Ler um texto, do evangelho, de um salmo ou de um santo, nem sempre é oração. A oração não é um mero acto de leitura. Tudo depende da nossa disposição interior. E por vezes podemos estar a ler textos sobre Deus e sobre a Santidade sem que isto nos toque e nos faça, não só meditar, mas acima de tudo interiorizar e pensar sobre o grande dom que é a Palavra de Deus para os homens de hoje.

Muitas vezes rezamos como os papagaios. Dizemos muitas palavras e até fórmulas feitas e assim caímos numa simples recitação de memória. É o que referimos a rezar de cor e salteado. Por outro lado, dado o uso tão frequente que fazemos dessas fórmulas, podemos cair na rotina. Um dos grandes perigos da oração.

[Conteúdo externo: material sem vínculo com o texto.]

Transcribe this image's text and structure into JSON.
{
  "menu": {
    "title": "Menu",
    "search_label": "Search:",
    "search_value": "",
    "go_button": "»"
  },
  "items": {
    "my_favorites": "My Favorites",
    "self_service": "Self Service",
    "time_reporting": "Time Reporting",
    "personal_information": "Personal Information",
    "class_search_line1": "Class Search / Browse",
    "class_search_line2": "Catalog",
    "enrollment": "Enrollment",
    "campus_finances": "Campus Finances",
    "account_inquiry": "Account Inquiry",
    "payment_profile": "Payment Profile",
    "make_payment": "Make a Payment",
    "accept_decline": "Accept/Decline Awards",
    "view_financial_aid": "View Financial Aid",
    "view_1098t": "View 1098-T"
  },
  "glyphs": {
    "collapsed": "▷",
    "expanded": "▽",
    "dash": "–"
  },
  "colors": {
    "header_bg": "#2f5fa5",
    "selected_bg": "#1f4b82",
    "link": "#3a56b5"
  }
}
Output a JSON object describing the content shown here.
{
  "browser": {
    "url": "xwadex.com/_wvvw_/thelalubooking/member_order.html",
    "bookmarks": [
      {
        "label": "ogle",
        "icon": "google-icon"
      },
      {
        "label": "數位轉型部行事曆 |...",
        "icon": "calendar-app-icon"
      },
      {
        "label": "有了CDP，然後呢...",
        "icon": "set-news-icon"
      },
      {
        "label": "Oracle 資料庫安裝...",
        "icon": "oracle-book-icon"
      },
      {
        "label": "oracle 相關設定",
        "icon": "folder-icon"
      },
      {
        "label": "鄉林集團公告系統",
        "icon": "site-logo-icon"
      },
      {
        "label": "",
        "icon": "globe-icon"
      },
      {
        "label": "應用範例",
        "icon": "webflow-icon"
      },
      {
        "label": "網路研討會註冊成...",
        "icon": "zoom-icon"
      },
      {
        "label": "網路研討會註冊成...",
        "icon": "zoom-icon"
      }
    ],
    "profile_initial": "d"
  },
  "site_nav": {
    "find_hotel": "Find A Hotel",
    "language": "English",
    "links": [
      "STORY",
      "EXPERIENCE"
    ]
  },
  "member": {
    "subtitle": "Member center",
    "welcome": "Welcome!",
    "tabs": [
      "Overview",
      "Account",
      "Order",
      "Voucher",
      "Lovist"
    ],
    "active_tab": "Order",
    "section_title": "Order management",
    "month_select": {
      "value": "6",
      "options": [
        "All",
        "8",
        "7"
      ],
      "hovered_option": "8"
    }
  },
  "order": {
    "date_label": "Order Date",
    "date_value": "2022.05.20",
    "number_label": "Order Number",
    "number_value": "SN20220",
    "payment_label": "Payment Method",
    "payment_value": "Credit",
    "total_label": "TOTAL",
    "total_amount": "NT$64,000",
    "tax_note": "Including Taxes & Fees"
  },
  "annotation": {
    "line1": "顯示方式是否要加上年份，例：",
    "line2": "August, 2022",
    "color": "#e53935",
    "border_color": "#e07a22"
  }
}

Sentir o gostinho e interiormente bem, nem sempre é sinal de oração. Quando se sente a presença de Deus, é normal experimentar uma sensação muito especial e indiscritível dentro de nós, que não podemos explicar com palavras. Mas, sentir-se à vontade nem sempre é sinal de oração. Há vezes em que o próprio relaxamento pode produzir um estado muito agradável sem que isso diga nada a favor ou contra a oração.

Por vezes confundimos oração com reflexão. Reflectir na vida ou até mesmo sobre uma passagem da Escritura, mas sem estabelecermos nenhum diálogo com Deus. A oração não é um monólogo, mas um diálogo entre duas pessoas que se amam. E claro está a melhor maneira de orar é através da minha vida que se faz oblação e entregue ao meu Deus e Senhor.

Fazer coisas não é oração. Cair na tentação de organizarmos grandes celebrações, vigílias, representações não significa oração. Os esquemas feitos não são fins em si mesmo. Apenas devem ser meios para nos dispor a uma atitude de oração interior e silenciosa.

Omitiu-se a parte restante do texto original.